Written by Lisa Stromme
Review by Margaret Skea

It’s summer 1893, and the Norwegian fishing village of Asgardstrand is swelled by an influx of well-to-do guests and bohemian artists from the city. On the cusp of womanhood, fictional local girl, Johanne Lien, is torn between the freedom of the artist community and the safety of her familiar, uncomplicated background. Longing to paint, she is instead sent to work as a maid for the wealthy Ihlen family. Drawn into an uneasy friendship with their wayward youngest daughter, Tullik, Johanne both acts as a go-between and seeks to protect Tullik as she pursues the controversial painter Edvard Munch. At the heart of the story is Munch’s The Scream, Stromme expertly weaving fiction from fragments of fact and local lore concerning Munch’s relationship with Asgardstrand and the Ihlen family.
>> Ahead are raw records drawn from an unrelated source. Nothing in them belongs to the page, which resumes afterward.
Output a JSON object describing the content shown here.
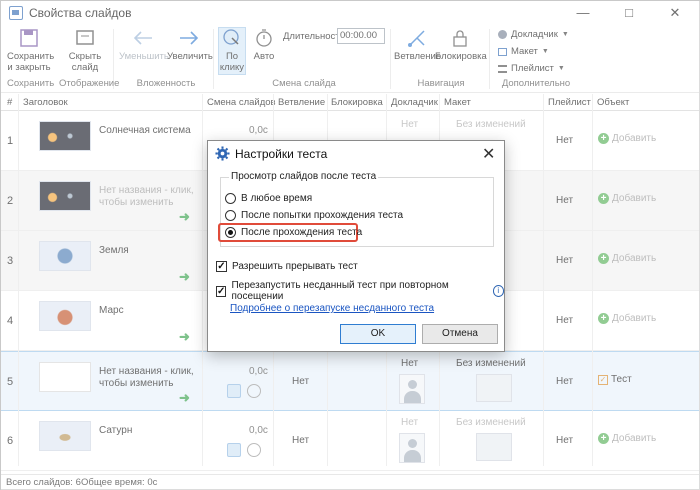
{
  "window": {
    "title": "Свойства слайдов"
  },
  "ribbon": {
    "save_close": "Сохранить\nи закрыть",
    "hide_slide": "Скрыть\nслайд",
    "decrease": "Уменьшить",
    "increase": "Увеличить",
    "on_click": "По\nклику",
    "auto": "Авто",
    "duration_label": "Длительность:",
    "duration_value": "00:00.00",
    "branching": "Ветвление",
    "lock": "Блокировка",
    "narrator": "Докладчик",
    "layout": "Макет",
    "player": "Плейлист",
    "groups": {
      "save": "Сохранить",
      "display": "Отображение",
      "nesting": "Вложенность",
      "transition": "Смена слайда",
      "navigation": "Навигация",
      "additional": "Дополнительно"
    }
  },
  "table": {
    "headers": {
      "num": "#",
      "title": "Заголовок",
      "transition": "Смена слайдов",
      "branch": "Ветвление",
      "lock": "Блокировка",
      "narrator": "Докладчик",
      "layout": "Макет",
      "playlist": "Плейлист",
      "object": "Объект"
    },
    "rows": [
      {
        "num": "1",
        "title": "Солнечная система",
        "time": "0,0с",
        "narrator": "Нет",
        "layout": "Без изменений",
        "playlist": "Нет",
        "object": "Добавить"
      },
      {
        "num": "2",
        "title": "Нет названия - клик, чтобы изменить",
        "time": "",
        "narrator": "",
        "layout": "",
        "playlist": "Нет",
        "object": "Добавить"
      },
      {
        "num": "3",
        "title": "Земля",
        "time": "",
        "narrator": "",
        "layout": "",
        "playlist": "Нет",
        "object": "Добавить"
      },
      {
        "num": "4",
        "title": "Марс",
        "time": "",
        "narrator": "",
        "layout": "",
        "playlist": "Нет",
        "object": "Добавить"
      },
      {
        "num": "5",
        "title": "Нет названия - клик, чтобы изменить",
        "time": "0,0с",
        "branch": "Нет",
        "narrator": "Нет",
        "layout": "Без изменений",
        "playlist": "Нет",
        "object": "Тест"
      },
      {
        "num": "6",
        "title": "Сатурн",
        "time": "0,0с",
        "branch": "Нет",
        "narrator": "Нет",
        "layout": "Без изменений",
        "playlist": "Нет",
        "object": "Добавить"
      }
    ]
  },
  "status": {
    "total_slides": "Всего слайдов: 6",
    "total_time": "Общее время:  0с"
  },
  "dialog": {
    "title": "Настройки теста",
    "group_label": "Просмотр слайдов после теста",
    "options": [
      "В любое время",
      "После попытки прохождения теста",
      "После прохождения теста"
    ],
    "selected_option": 2,
    "allow_interrupt": "Разрешить прерывать тест",
    "restart_unfinished": "Перезапустить несданный тест при повторном посещении",
    "more_link": "Подробнее о перезапуске несданного теста",
    "ok": "OK",
    "cancel": "Отмена"
  },
  "colors": {
    "accent": "#2f7dd1",
    "highlight": "#e04b3a",
    "add_green": "#58b15a",
    "arrow_green": "#3aa24d"
  }
}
The physical depiction of the characters, real or imagined, is convincingly conveyed by strong imagery, e.g.: “whiskers… like an untamed hedge,” and their complexity revealed through their sometimes contradictory actions. Johanne is a beguiling narrator, with whom it’s impossible not to sympathise, as she struggles with Tullik’s adolescent rebellion and begins to understand both the power and the danger of illicit love. The novel highlights wider issues too, including whether art transcends consideration of others, or can excuse the inexcusable. Part of my pleasure in an historical novel is discovering how much is fact and how much fiction, so it was satisfying to find a comprehensive author’s note rounding off this very enjoyable book. I do have some reservations – I was unconvinced by the supernatural element surrounding the painting; disappointed that the ‘room’ in Johanne’s head, with which the book opens, seemed to get lost as the story progressed; and unable to understand the relevance of the quotations in the chapter headings – but recommend it nonetheless.